Between bites of sandwich, Bainbridge spoke in his strange rustling whisper, so that Ellen had to stretch her ears to hear him.

‘I was so glad to be back on the Moor again, when I was put on resettlement and working outside in the peat and heather and water, I never thought about escape. I never felt the need, you see.’

She nodded, understanding the resignation which was not indifference.

‘I was in a work party clearing a leat. That evening, I stopped to watch some rooks worrying a harrier – they do, you know, birds of prey don’t get much past rooks. When I looked back, the rest of them were hanging about having a smoke before getting into the van. The screws are quite easygoing with the resettlement bunch. I was known to be
no trouble and I suppose so near the end of my stretch they didn’t think to mind out for me. I always knew where I was on the Moor, better than they did, but this time we were near where I used to go with her, and suddenly I had this feeling…

‘I wanted to tell her that whatever had happened had to happen, that I loved her, that she wasn’t to think I blamed her…I know it sounds crazy…’

‘No,’ she said, ‘not crazy – not crazy at all.’

‘I just started walking and after I’d gone a way I thought: they haven’t noticed – so I ducked down and wriggled along till I got to more cover. I wasn’t scared at first about them coming after me, but some protective thing must have kicked in because I made for the mire – that was part of her and me too – she used to dance across it as a child. I knew the dogs would lose my scent there, you see.’

‘Do they still use dogs?’

‘There’s no scientific substitute for a dog’s nose, thank God!’

‘And then…?’

‘I gave them the slip. I waded up river from the mire, the Swincombe, I knew it well, you see.
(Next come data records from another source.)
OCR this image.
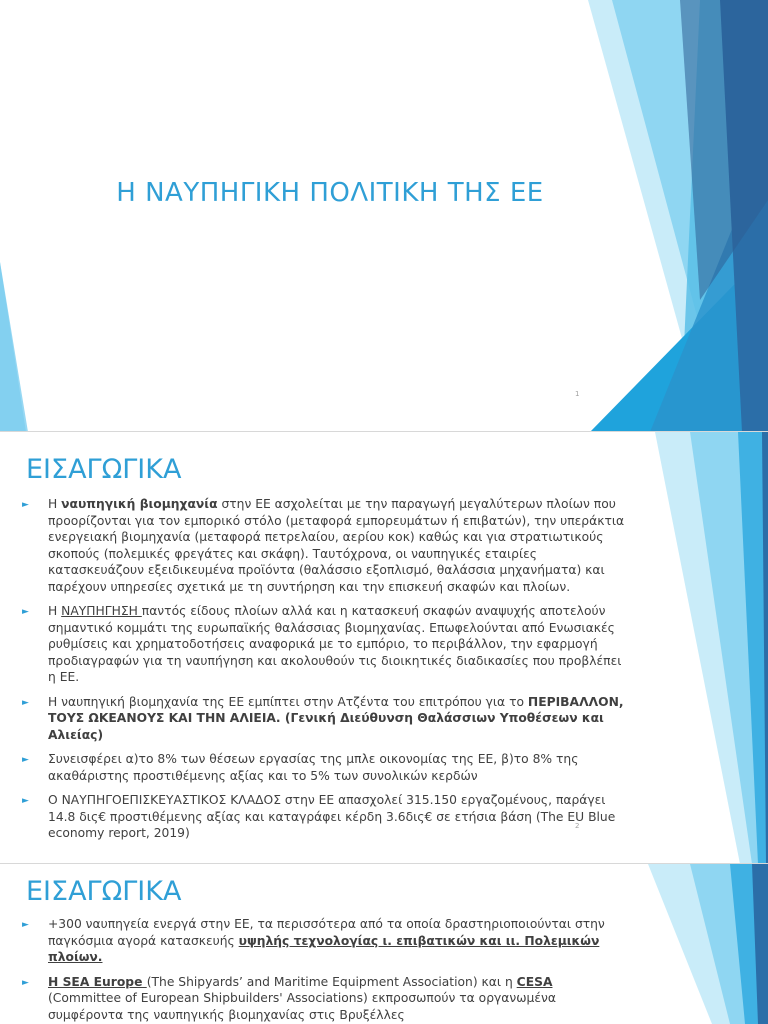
Η ΝΑΥΠΗΓΙΚΗ ΠΟΛΙΤΙΚΗ ΤΗΣ ΕΕ
1
ΕΙΣΑΓΩΓΙΚΑ
► Η ναυπηγική βιομηχανία στην ΕΕ ασχολείται με την παραγωγή μεγαλύτερων πλοίων που προορίζονται για τον εμπορικό στόλο (μεταφορά εμπορευμάτων ή επιβατών), την υπεράκτια ενεργειακή βιομηχανία (μεταφορά πετρελαίου, αερίου κοκ) καθώς και για στρατιωτικούς σκοπούς (πολεμικές φρεγάτες και σκάφη). Ταυτόχρονα, οι ναυπηγικές εταιρίες κατασκευάζουν εξειδικευμένα προϊόντα (θαλάσσιο εξοπλισμό, θαλάσσια μηχανήματα) και παρέχουν υπηρεσίες σχετικά με τη συντήρηση και την επισκευή σκαφών και πλοίων.
► Η ΝΑΥΠΗΓΗΣΗ παντός είδους πλοίων αλλά και η κατασκευή σκαφών αναψυχής αποτελούν σημαντικό κομμάτι της ευρωπαϊκής θαλάσσιας βιομηχανίας. Επωφελούνται από Ενωσιακές ρυθμίσεις και χρηματοδοτήσεις αναφορικά με το εμπόριο, το περιβάλλον, την εφαρμογή προδιαγραφών για τη ναυπήγηση και ακολουθούν τις διοικητικές διαδικασίες που προβλέπει η ΕΕ.
► Η ναυπηγική βιομηχανία της ΕΕ εμπίπτει στην Ατζέντα του επιτρόπου για το ΠΕΡΙΒΑΛΛΟΝ, ΤΟΥΣ ΩΚΕΑΝΟΥΣ ΚΑΙ ΤΗΝ ΑΛΙΕΙΑ. (Γενική Διεύθυνση Θαλάσσιων Υποθέσεων και Αλιείας)
► Συνεισφέρει α)το 8% των θέσεων εργασίας της μπλε οικονομίας της ΕΕ, β)το 8% της ακαθάριστης προστιθέμενης αξίας και το 5% των συνολικών κερδών
► Ο ΝΑΥΠΗΓΟΕΠΙΣΚΕΥΑΣΤΙΚΟΣ ΚΛΑΔΟΣ στην ΕΕ απασχολεί 315.150 εργαζομένους, παράγει 14.8 δις€ προστιθέμενης αξίας και καταγράφει κέρδη 3.6δις€ σε ετήσια βάση (The EU Blue economy report, 2019)	2
ΕΙΣΑΓΩΓΙΚΑ
► +300 ναυπηγεία ενεργά στην ΕΕ, τα περισσότερα από τα οποία δραστηριοποιούνται στην παγκόσμια αγορά κατασκευής υψηλής τεχνολογίας ι. επιβατικών και ιι. Πολεμικών πλοίων.
► Η SEA Europe (The Shipyards’ and Maritime Equipment Association) και η CESA (Committee of European Shipbuilders' Associations) εκπροσωπούν τα οργανωμένα συμφέροντα της ναυπηγικής βιομηχανίας στις Βρυξέλλες
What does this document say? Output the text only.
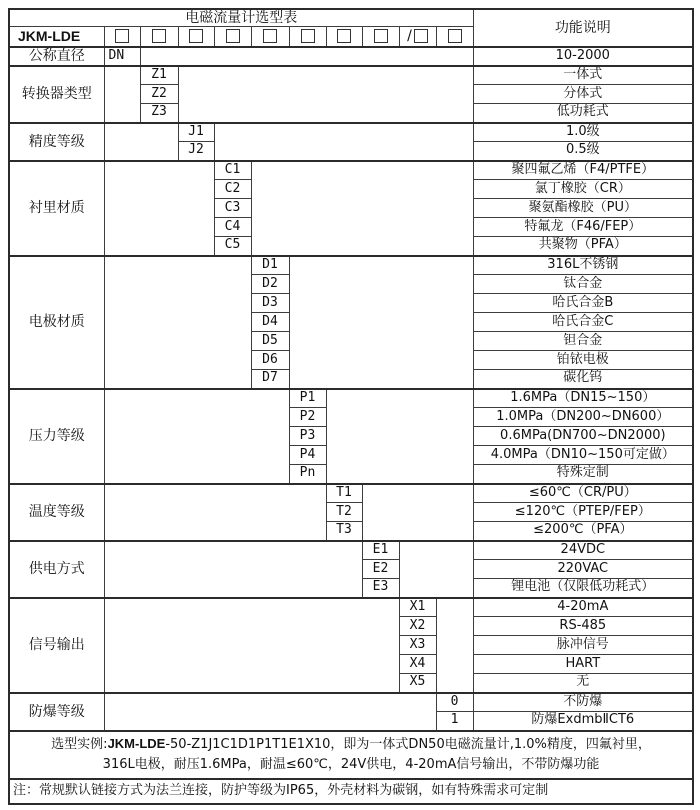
电磁流量计选型表											功能说明
JKM-LDE									/		
公称直径	DN										10-2000
转换器类型		Z1									一体式
		Z2									分体式
		Z3									低功耗式
精度等级			J1								1.0级
			J2								0.5级
衬里材质				C1							聚四氟乙烯（F4/PTFE）
				C2							氯丁橡胶（CR）
				C3							聚氨酯橡胶（PU）
				C4							特氟龙（F46/FEP）
				C5							共聚物（PFA）
电极材质					D1						316L不锈钢
					D2						钛合金
					D3						哈氏合金B
					D4						哈氏合金C
					D5						钽合金
					D6						铂铱电极
					D7						碳化钨
压力等级						P1					1.6MPa（DN15~150）
						P2					1.0MPa（DN200~DN600）
						P3					0.6MPa(DN700~DN2000)
						P4					4.0MPa（DN10~150可定做）
						Pn					特殊定制
温度等级							T1				≤60℃（CR/PU）
							T2				≤120℃（PTEP/FEP）
							T3				≤200℃（PFA）
供电方式								E1			24VDC
								E2			220VAC
								E3			锂电池（仅限低功耗式）
信号输出									X1		4-20mA
									X2		RS-485
									X3		脉冲信号
									X4		HART
									X5		无
防爆等级										0	不防爆
										1	防爆ExdmbⅡCT6

选型实例:JKM-LDE-50-Z1J1C1D1P1T1E1X10，即为一体式DN50电磁流量计,1.0%精度，四氟衬里，
316L电极，耐压1.6MPa，耐温≤60℃，24V供电，4-20mA信号输出，不带防爆功能											

注：常规默认链接方式为法兰连接，防护等级为IP65，外壳材料为碳钢，如有特殊需求可定制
It would have taken time to get the dogs and by then I’d drowned my tracks. There was something I suddenly thought of –’

Her look said: say it only if you want to.

‘She gave me something she’d had since she was a girl. I hid it, when she’d gone off and left me, in a place she showed me – she said only I knew it – but who knows? –
with a message, saying I loved her – I suppose I hoped she might find it there. I never asked her if she did because – well, I suppose because I never saw her again after they took me. I was walking upriver and it came to me: if it’s still there it’s a sign you’ll find her. You know how you do?’

‘Yes, I know.’

‘Mad, really, because it would have been ten years, near enough.’

‘And was it there? Did you find it?’

He said nothing; and she felt in her eagerness she had intruded. Light was filtering through from the garden and it was time he returned to his daytime bed. She got up ready to say good night – and saw he was crying.

‘That was the amazing thing –’ in the faint dawn light she caught the tears. ‘After all this time – it was there. Stuffed in behind a stone where I’d put it. I’ve got it with me,’ he said.

Jackson had brought with him the last of the Newcastle Browns and he opened the bottle with his teeth, spitting out the cap. It fell into the recess that had formed on the oddly constructed bungalow roof. With a drunk’s fastidiousness, he lurched perilously across the roof to retrieve it. The movement brought him face up against the internal window which looked across the hallway to the spare bedroom. Reaching down to find the bottle top, he made out the pale form of Ellen Thomas, with a man in her arms.